Flushable wet wipes. We’ve all seen them in the grocery store. Many of them advertise themselves as a flushable, sewer friendly option to get that extra clean feeling after using the toilet. But according to many city sewer and sanitation workers, they’re anything but clean.

“They’re essentially cloth. So they don’t break down in waste water stream,” said John Millar, the public works director for Rexburg. “They’re a real mess for us. They’re added maintenance, added cost, and added potential for lines plugging.”

The problems are many. First, many city treatment plants aren’t built to handle the heavier load caused by the flushable wipes. Second, even cities that have invested to handle the increase are seeing problems on the way to the treatment plant.

“We have potential for those hanging up, and once they start to hang up, they collect more and more,” said Millar. “They have potential to plug the lines. We’ve had some sewer lines plug because of these.”

Cities all over the country and around the world are facing a similar problem. Idaho Falls said they’ve seen an increased maintenance load due to the increasing popularity of the wipes. In 2015, a city in Minnesota filed a class-action lawsuit against the makers of the flushable wet wipes saying they don’t break down as advertised.

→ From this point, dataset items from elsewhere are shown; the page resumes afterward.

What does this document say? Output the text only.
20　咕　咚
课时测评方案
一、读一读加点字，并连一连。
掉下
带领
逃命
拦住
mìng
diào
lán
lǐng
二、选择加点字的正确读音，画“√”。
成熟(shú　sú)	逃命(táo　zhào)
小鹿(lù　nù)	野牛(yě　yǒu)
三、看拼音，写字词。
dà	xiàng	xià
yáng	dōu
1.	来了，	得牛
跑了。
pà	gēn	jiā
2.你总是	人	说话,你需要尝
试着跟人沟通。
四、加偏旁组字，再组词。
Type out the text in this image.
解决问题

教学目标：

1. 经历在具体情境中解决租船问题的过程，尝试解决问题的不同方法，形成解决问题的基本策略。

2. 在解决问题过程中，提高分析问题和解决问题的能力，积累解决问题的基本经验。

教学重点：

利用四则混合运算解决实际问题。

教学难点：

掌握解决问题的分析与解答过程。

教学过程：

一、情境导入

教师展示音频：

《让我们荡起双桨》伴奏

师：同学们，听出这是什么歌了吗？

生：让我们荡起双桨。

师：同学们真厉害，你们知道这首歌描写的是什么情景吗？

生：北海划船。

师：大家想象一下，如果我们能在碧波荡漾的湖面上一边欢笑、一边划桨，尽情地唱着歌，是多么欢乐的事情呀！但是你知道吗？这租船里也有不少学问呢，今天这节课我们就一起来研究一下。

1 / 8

Here at Local News 8/Eyewitness news, we decided to perform our own experiment comparing the flushable wet wipes to traditional toilet paper. We filled two plastic containers with water and placed 10 squares of traditional toilet paper in the first container, and a single flushable wet wipe in the other. Each product sat in it’s container for 30 minutes with four sessions of shaking for 10 seconds: Once at the beginning, twice during, and once at the end.

By the end of the experiment, the traditional toilet paper was mostly disintegrated and barely qualified as a solid. The flushable wipe on the other hand, was still a solid sheet and actually required tension to break it apart. Our experiment definitely doesn’t qualify as scientifically rigorous, but it did show how traditional toilet paper breaks up much easier than the flushable wet wipes.

Millar said it’s going to take legislative action to redefine what “flushable” and “biodegradable” mean before they see any major changes. In the meantime, he encourages people to throw the wipes in the trash. “Still it’s a bit of a problem, but we handle solid waste that way,” said Millar.